If the version you expect is returned, success!

Some essential gems

Install the essentials.

gem install jekyll

Get homepage running

It should just work, but you may have file permission issues. If so, cd to the user directory and execute the following commands to change ownership and permissions.

sudo chown -R $(whoami) .
sudo chmod -R u+w .

I had to do this when Finder’s permissions listed my user as “Fetching …” indefinitely. Executing the above commands fixed it and let me build and serve with the following command.

jekyll serve

I had some issues getting Jekyll running, but my issues were entangled with upgrading from Jekyll 2.x to Jekyll 3.x. Eventually, everything was ironed out.

gnu command line utilities

This gives you nice things like gsort.

brew install coreutils

There are more to be had with this handy guide.

Python

Don’t trust the MacOS version of Python (but also don’t try to uninstall it). Just install with Homebrew (note that pip also gets installed).

brew install python

Python youtube-upload

This is another aspect of the video lecture capturing/uploading system. It depends on the Python script youtube-upload, which uses the youtube API to upload videos automatically. As of this writing, to install, first install the following dependencies.

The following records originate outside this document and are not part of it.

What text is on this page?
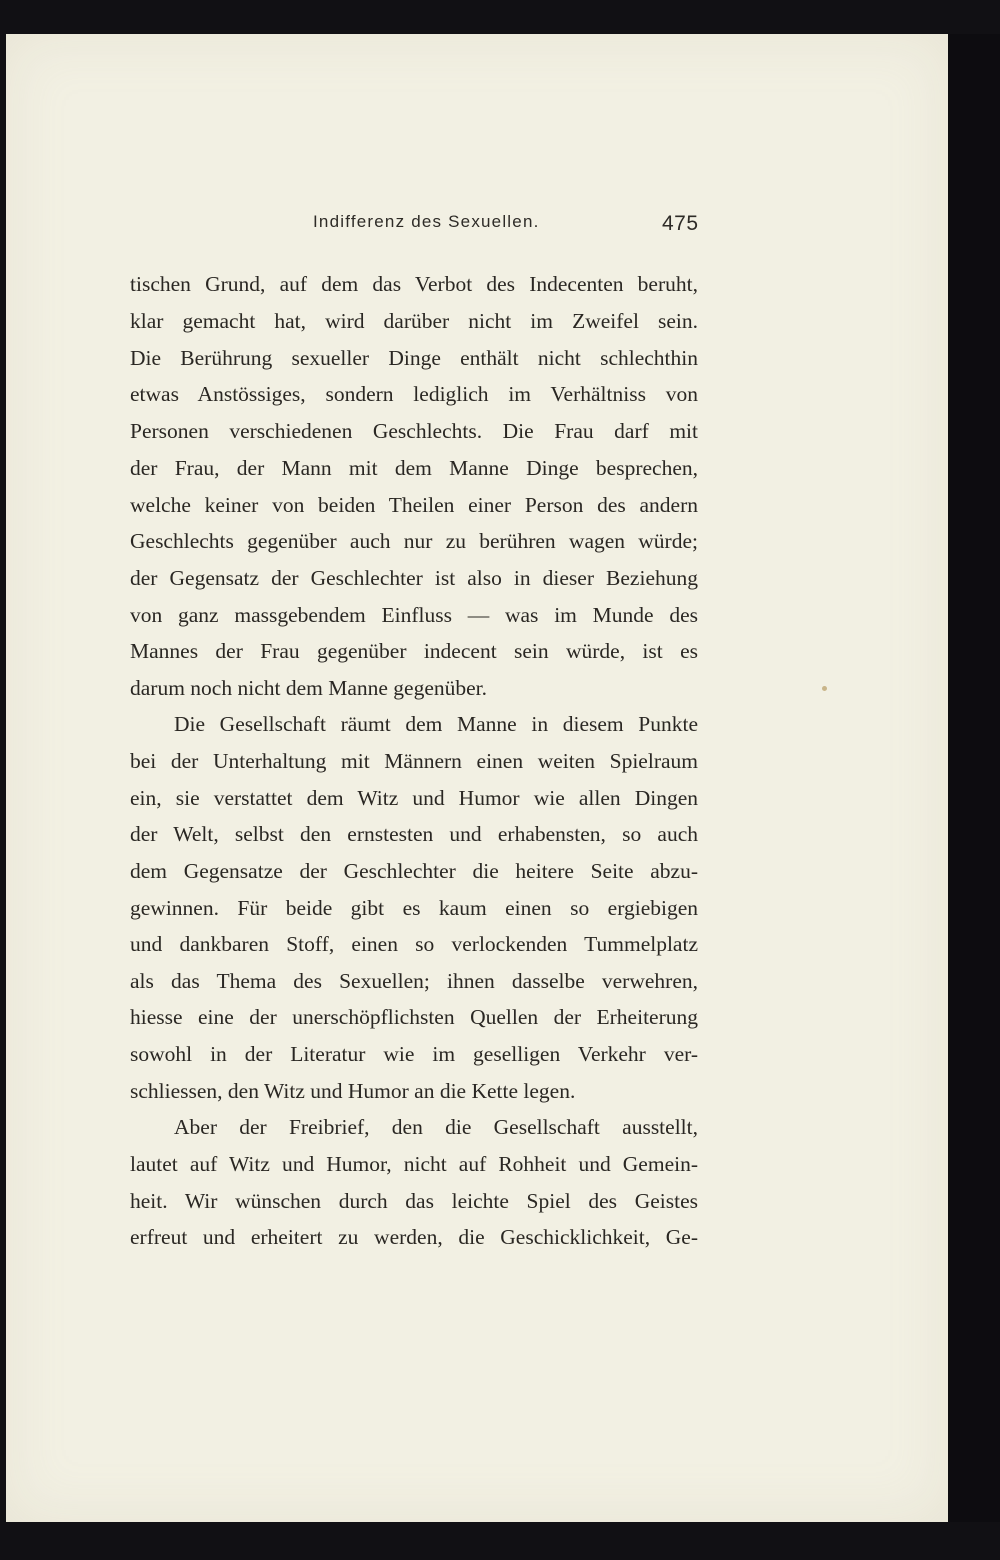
Indifferenz des Sexuellen.	475
tischen Grund, auf dem das Verbot des Indecenten beruht,
klar gemacht hat, wird darüber nicht im Zweifel sein.
Die Berührung sexueller Dinge enthält nicht schlechthin
etwas Anstössiges, sondern lediglich im Verhältniss von
Personen verschiedenen Geschlechts. Die Frau darf mit
der Frau, der Mann mit dem Manne Dinge besprechen,
welche keiner von beiden Theilen einer Person des andern
Geschlechts gegenüber auch nur zu berühren wagen würde;
der Gegensatz der Geschlechter ist also in dieser Beziehung
von ganz massgebendem Einfluss — was im Munde des
Mannes der Frau gegenüber indecent sein würde, ist es
darum noch nicht dem Manne gegenüber.
Die Gesellschaft räumt dem Manne in diesem Punkte
bei der Unterhaltung mit Männern einen weiten Spielraum
ein, sie verstattet dem Witz und Humor wie allen Dingen
der Welt, selbst den ernstesten und erhabensten, so auch
dem Gegensatze der Geschlechter die heitere Seite abzu-
gewinnen. Für beide gibt es kaum einen so ergiebigen
und dankbaren Stoff, einen so verlockenden Tummelplatz
als das Thema des Sexuellen; ihnen dasselbe verwehren,
hiesse eine der unerschöpflichsten Quellen der Erheiterung
sowohl in der Literatur wie im geselligen Verkehr ver-
schliessen, den Witz und Humor an die Kette legen.
Aber der Freibrief, den die Gesellschaft ausstellt,
lautet auf Witz und Humor, nicht auf Rohheit und Gemein-
heit. Wir wünschen durch das leichte Spiel des Geistes
erfreut und erheitert zu werden, die Geschicklichkeit, Ge-
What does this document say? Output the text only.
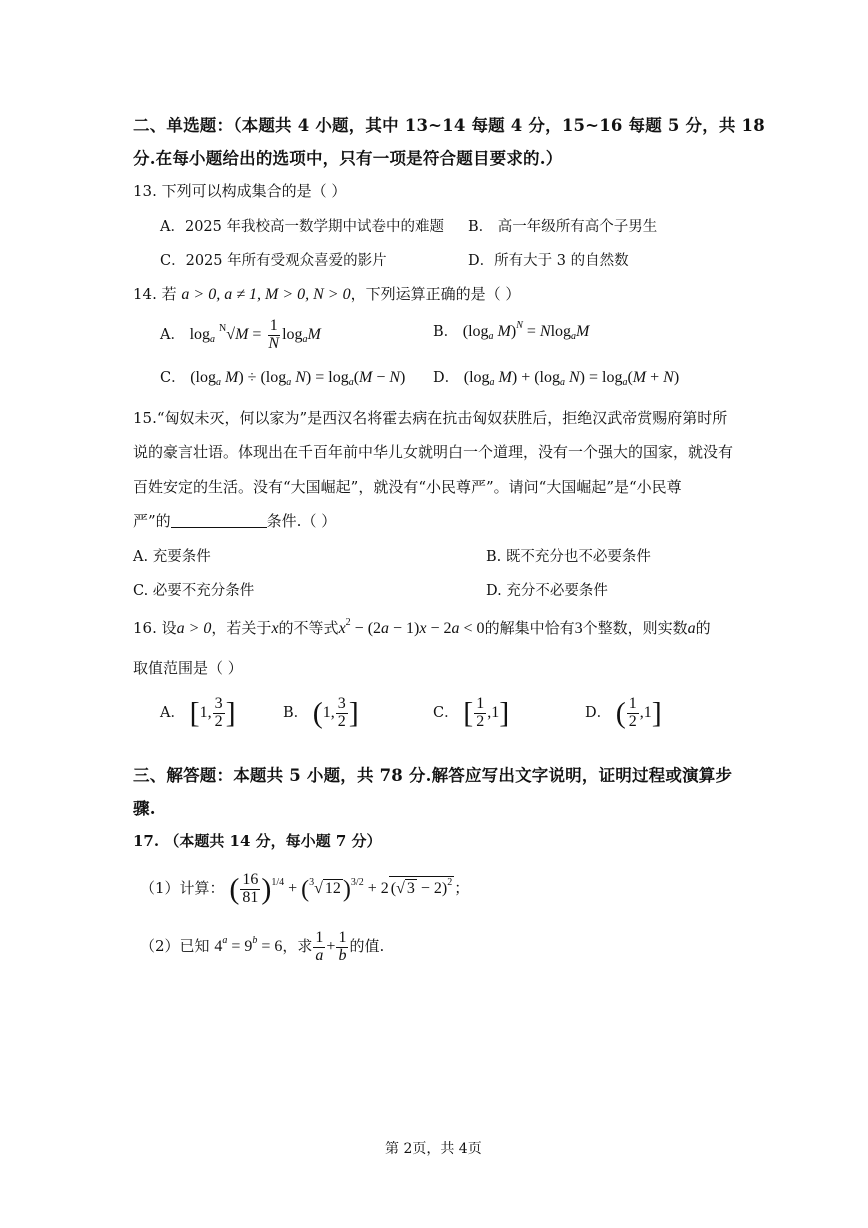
二、单选题：（本题共 4 小题，其中 13~14 每题 4 分，15~16 每题 5 分，共 18
分.在每小题给出的选项中，只有一项是符合题目要求的.）
13. 下列可以构成集合的是（ ）
A．2025 年我校高一数学期中试卷中的难题 B． 高一年级所有高个子男生
C．2025 年所有受观众喜爱的影片	D．所有大于 3 的自然数
14. 若 a > 0, a ≠ 1, M > 0, N > 0，下列运算正确的是（ ）
A． $\log_a ^N√M = \frac{1}{N} \log_aM$	B． ($\log_a$ M)$^N$ = Nlog$_a$M
C． ($\log_a$ $M) \div (\log_a$ $N) = \log_a(M - N)$ D． ($\log_a$ $M) + (\log_a$ $N) = \log_a(M + N)$
15.“匈奴未灭，何以家为”是西汉名将霍去病在抗击匈奴获胜后，拒绝汉武帝赏赐府第时所
说的豪言壮语。体现出在千百年前中华儿女就明白一个道理，没有一个强大的国家，就没有
百姓安定的生活。没有“大国崛起”，就没有“小民尊严”。请问“大国崛起”是“小民尊
严”的	条件.（ ）
A. 充要条件	B. 既不充分也不必要条件
C. 必要不充分条件	D. 充分不必要条件
16. 设a > 0，若关于x的不等式$x^2 - (2a - 1)x - 2a < 0$的解集中恰有3个整数，则实数a的
取值范围是（ ）
A． [1, $\frac{3}{2}$ ]	B． (1, $\frac{3}{2}$ ]	C． [ $\frac{1}{2} ,1$]	D． ( $\frac{1}{2} ,1$]
三、解答题：本题共 5 小题，共 78 分.解答应写出文字说明，证明过程或演算步
骤.
17. （本题共 14 分，每小题 7 分）
（1）计算： ( $\frac{16}{81} )^{1/4} + (^3√$ 12)$^{3/2}$ + 2 (√ 3 − 2)$^2$ ；
（2）已知 $4^a = 9^b = 6$，求 $\frac{1}{a} + \frac{1}{b}$ 的值.
第 2页，共 4页
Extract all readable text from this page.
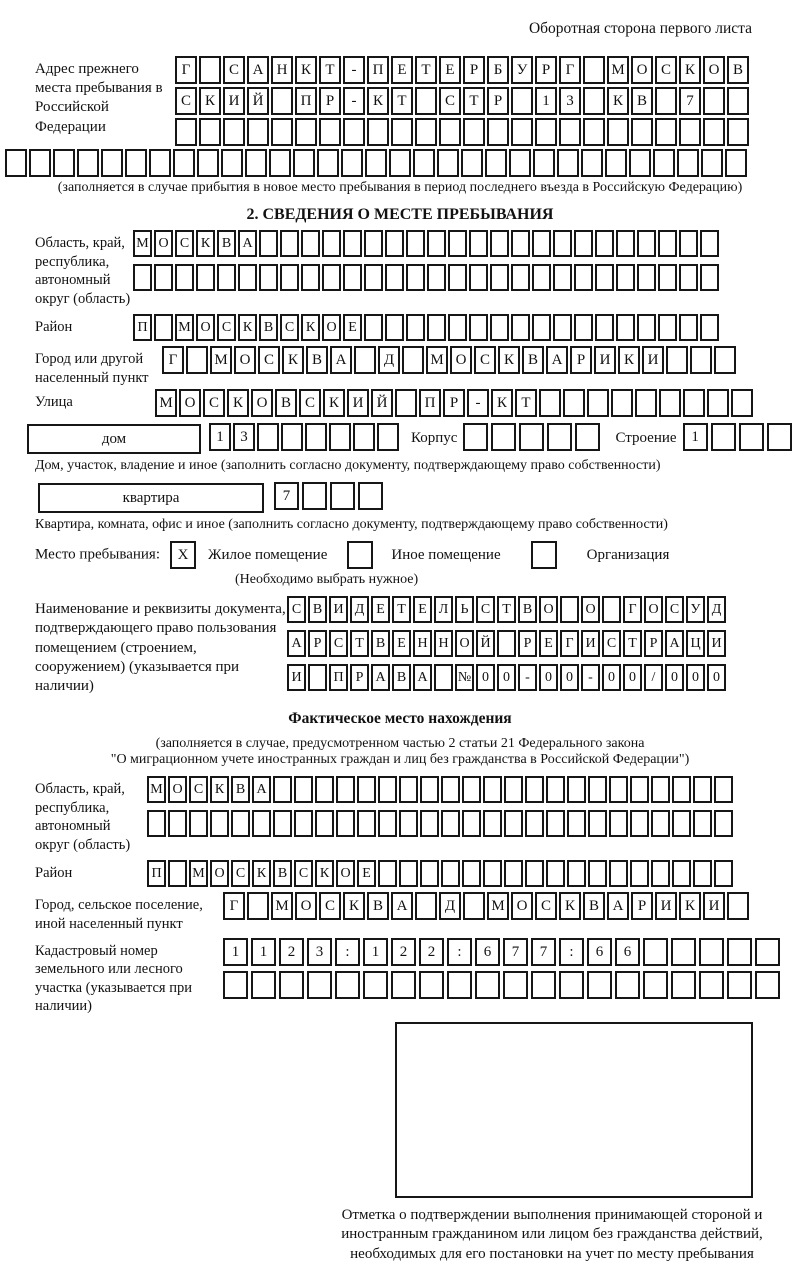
Оборотная сторона первого листа
Адрес прежнего места пребывания в Российской Федерации
Г	С А Н К Т	-	П Е Т Е	Р	Б У Р	Г	М О С К О В
С К И Й	П Р	-	К Т	С Т	Р	1	3	К В	7
(заполняется в случае прибытия в новое место пребывания в период последнего въезда в Российскую Федерацию)
2. СВЕДЕНИЯ О МЕСТЕ ПРЕБЫВАНИЯ
Область, край, республика, автономный округ (область)
М О С К В А
Район	П	М О С К В С К О Е
Город или другой населенный пункт
Г	М О С К В А	Д	М О С К В А Р И К И
Улица	М О С К О В С К И Й	П Р	-	К Т
дом	1	3	Корпус	Строение 1
Дом, участок, владение и иное (заполнить согласно документу, подтверждающему право собственности)
квартира	7
Квартира, комната, офис и иное (заполнить согласно документу, подтверждающему право собственности)
Место пребывания: X Жилое помещение	Иное помещение	Организация
(Необходимо выбрать нужное)
Наименование и реквизиты документа, подтверждающего право пользования помещением (строением, сооружением) (указывается при наличии)
С В И Д Е Т Е Л Ь С Т В О	О	Г О С У Д
А Р С Т В Е Н Н О Й	Р Е Г И С Т Р А Ц И
И	П Р А В А	№ 0	0	-	0	0	-	0	0	/	0	0	0
Фактическое место нахождения
(заполняется в случае, предусмотренном частью 2 статьи 21 Федерального закона
"О миграционном учете иностранных граждан и лиц без гражданства в Российской Федерации")
Область, край, республика, автономный округ (область)
М О С К В А
Район	П	М О С К В С К О Е
Город, сельское поселение, иной населенный пункт
Г	М О С К В А	Д	М О С К В А Р И К И
Кадастровый номер земельного или лесного участка (указывается при наличии)
1	1	2	3	:	1	2	2	:	6	7	7	:	6	6
Отметка о подтверждении выполнения принимающей стороной и иностранным гражданином или лицом без гражданства действий, необходимых для его постановки на учет по месту пребывания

sudo pip install --upgrade google-api-python-client progressbar2

Then clone youtube-upload to the ~/code repository, cd to the youtube-upload directory, and install via the following command.

sudo python setup.py install

There’s the final issue of OAuth. I believe this will work. Go to your Google API account and download the JSON file for your Client ID. Rename it client_secrets.json and place it at the top of the lectures directory. The first time it runs, you’ll be asked to verify in the browser with your Google account, but thereafter you’ll be good to go.

Other command-line tools

pdftk

This command-line pdf utility is great for manipulating pdfs. I like to use it for encrypting pdfs. The following doesn’t work right now, but hopefully will again, soon.

brew tap spl/pdftk
brew install pdftk

For me, the installation hung. However, the this link from this stackoverflow question works on macOS Sierra.

which pdftk
pdftk --version

trash

This allows moving files to the Trash directory from the command line.

brew install trash

Key software and settings

Adobe Illustrator

See the ~/software directory for installation files and details.

Template files

Wacom tablet

ImageMagick

This is a great command-line utility for converting photos, among other things.

brew install imagemagick

ffmpeg

This is key for my video lecture system. Install with homebrew with the --with-freetype option so the text can be overlayed on the screen (gives you the filter drawtext).

brew install ffmpeg --with-freetype

MacTeX

MacTeX has an installer that can be downloaded via the BitTorrent file distribution system.

nonfreefonts

To get fonts like uw-garamond, run the following command or see more here.

curl --remote-name https://tug.org/fonts/getnonfreefonts/install-getnonfreefonts
sudo texlua install-getnonfreefonts

Then update the “TeX filename database” with the following. It’s worth reviewing this documentation.

sudo -H mktexlsr
sudo -H updmap-sys --force --enable Map=newfont.map
sudo texlua install-getnonfreefonts

It I kept having an error updmap [ERROR] in which it couldn’t locate newfont.map, although the file was where it said it was supposed to be! I think the above sequence works, but I could be wrong.

Skim

This viewer’s alright, overall. I mostly like it for annotation and its SyncTeX capabilities. It works seemlessly with Sublime Text and SyncTeX.

MATLAB

See the ~/software directory for installation file and details. The 2015b bug that launches a Processing ... task when MATLAB launches can be worked-around by turning off the source control functionality in Preferences > MATLAB > General > Source Control.

Mathematica

Get the latest release from either UW’s or Saint Martin’s license.

Printers

The printer on the first floor of Cebula Hall can be set up with this guide.